THE TWO FACES OF JANUARY

4

Director: Hossein Amini; Screenwriter: Hossain Amini; Starring: Oscar Isaac, Kirsten Dunst, Viggo Mortensen, Daisy Bevan, David Warshofsky; Running time: 96 minutes; Certification: 12A

With his first directing gig (besides one short film), writer/director Hossein Amini has crafted himself a really stand-out piece of work.  Amini you may or may not know as the guy who wrote Drive, Nicholas Windin Refn’s sublime Ryan Gosling-starring thriller – a CV embellishment most would kill for.  The Two Faces Of January – adapted from the novel by Patricia Highsmith – only further a cements his strength in the genre, both in writing and now calling the shots.  A strong parallel exists between the two films in regards to pacing, plot development and character dynamics, in as much as there are three main players (one of them Oscar Isaac) riffing off each other, with the two men – Viggo Mortensen’s investment con artist and Isaac’s ambiguous stranger – gradually forming an untrust between one another, with Kirsten Dunst serving as the wife who plays catalyst to their squabbling.

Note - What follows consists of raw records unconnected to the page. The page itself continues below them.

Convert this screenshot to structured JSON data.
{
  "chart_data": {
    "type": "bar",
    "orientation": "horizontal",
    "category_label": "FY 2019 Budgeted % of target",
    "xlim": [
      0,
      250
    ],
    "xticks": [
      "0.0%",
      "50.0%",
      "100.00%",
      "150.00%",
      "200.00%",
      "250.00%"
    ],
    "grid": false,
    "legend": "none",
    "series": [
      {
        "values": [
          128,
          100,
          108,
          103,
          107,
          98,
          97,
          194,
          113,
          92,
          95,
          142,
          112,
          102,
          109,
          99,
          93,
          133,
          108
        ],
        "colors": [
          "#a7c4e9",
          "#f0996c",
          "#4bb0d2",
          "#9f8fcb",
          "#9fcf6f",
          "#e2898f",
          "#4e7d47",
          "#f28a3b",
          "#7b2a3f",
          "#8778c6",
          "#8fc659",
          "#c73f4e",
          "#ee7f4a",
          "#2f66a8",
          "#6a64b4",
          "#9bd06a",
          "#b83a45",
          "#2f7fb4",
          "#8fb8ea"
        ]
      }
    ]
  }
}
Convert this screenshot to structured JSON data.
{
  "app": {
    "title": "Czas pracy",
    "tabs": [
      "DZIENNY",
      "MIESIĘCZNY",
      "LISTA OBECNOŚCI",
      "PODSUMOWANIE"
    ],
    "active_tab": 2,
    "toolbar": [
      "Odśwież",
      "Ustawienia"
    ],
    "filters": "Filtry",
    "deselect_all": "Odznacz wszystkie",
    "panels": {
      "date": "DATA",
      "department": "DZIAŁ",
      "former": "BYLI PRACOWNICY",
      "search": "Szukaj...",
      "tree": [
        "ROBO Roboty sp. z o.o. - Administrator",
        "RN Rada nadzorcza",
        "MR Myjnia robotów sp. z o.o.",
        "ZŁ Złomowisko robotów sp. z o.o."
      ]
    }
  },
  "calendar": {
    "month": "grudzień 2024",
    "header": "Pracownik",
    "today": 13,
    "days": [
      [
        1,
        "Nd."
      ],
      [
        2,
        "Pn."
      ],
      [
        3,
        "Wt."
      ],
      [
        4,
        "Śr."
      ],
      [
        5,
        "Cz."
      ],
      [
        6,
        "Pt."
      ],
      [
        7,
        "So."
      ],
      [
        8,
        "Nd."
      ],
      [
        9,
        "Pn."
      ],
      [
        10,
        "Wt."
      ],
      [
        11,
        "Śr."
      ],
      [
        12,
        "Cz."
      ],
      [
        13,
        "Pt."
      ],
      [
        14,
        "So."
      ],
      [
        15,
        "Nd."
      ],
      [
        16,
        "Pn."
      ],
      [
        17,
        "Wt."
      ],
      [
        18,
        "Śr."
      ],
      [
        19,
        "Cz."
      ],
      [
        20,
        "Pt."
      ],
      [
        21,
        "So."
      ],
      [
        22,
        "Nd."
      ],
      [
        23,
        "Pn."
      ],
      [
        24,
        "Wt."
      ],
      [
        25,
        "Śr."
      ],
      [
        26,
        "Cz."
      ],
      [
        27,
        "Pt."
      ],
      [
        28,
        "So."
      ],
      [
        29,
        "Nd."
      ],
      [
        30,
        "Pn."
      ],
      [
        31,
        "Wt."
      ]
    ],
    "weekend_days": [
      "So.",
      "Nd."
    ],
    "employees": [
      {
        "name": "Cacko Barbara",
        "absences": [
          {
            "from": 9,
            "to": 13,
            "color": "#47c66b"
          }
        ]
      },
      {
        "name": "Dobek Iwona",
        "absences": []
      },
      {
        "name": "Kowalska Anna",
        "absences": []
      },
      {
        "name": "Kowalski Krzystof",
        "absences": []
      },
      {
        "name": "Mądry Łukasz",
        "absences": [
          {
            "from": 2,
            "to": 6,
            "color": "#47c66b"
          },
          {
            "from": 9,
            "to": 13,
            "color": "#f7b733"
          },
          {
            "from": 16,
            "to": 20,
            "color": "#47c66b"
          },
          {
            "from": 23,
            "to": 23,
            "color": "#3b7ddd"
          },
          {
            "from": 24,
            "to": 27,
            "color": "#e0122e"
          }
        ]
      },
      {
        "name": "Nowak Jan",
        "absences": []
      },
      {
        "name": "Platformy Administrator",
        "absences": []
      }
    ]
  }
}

The excellent performances elevate what could have been a fairly nuts-and-bolts, cat-and-mouse thriller.  The broiling chemistry between the three leads is, of course, in part due to good writing, but the real secret ingredient is how well Mortensen, Dunst and Isaac play off each other.  When Mortensen and Isaac on-screen together, particularly as their already fragile relationship grows more and more fractured, we’re treated to some wonderfully compelling exchanges and interplay.  I was reminded in parts of the scintillating chemistry between Brad Pitt and Casey Affleck in The Assassination Of Jesse James, a screen relationship I would cite as one of the best ever committed to film.  Mortensen and Isaac have a similar connection in the way they move together and share untrustworthy glances, always hiding, always suspicious.  It’s such a joy to watch talent run off the leash like this.

The gorgeous Greek setting serves as a beautiful, somewhat juxtaposing backdrop, but importantly never draws attention away from the story as would often be the case in this sort of film when caressed by lesser hands.  It’s not simply a case of, “I don’t care if it makes sense: let’s just set it on some sunny Greek island to make it all sleek and sexy for the viewer” – the setting, while undeniably gorgeous, actually serves a purpose in leading the plot into subversive twists and turns.

It’s a smart, exciting little thriller that keeps you gripped from minute one, proving along the way how effective the simplest set-up and story can be when told in the right way.  While we’re rewarded with a couple of action set-pieces, it’s all about character and subtlety rather than chases and gun fights – a trait of which this genre has lately been so starved.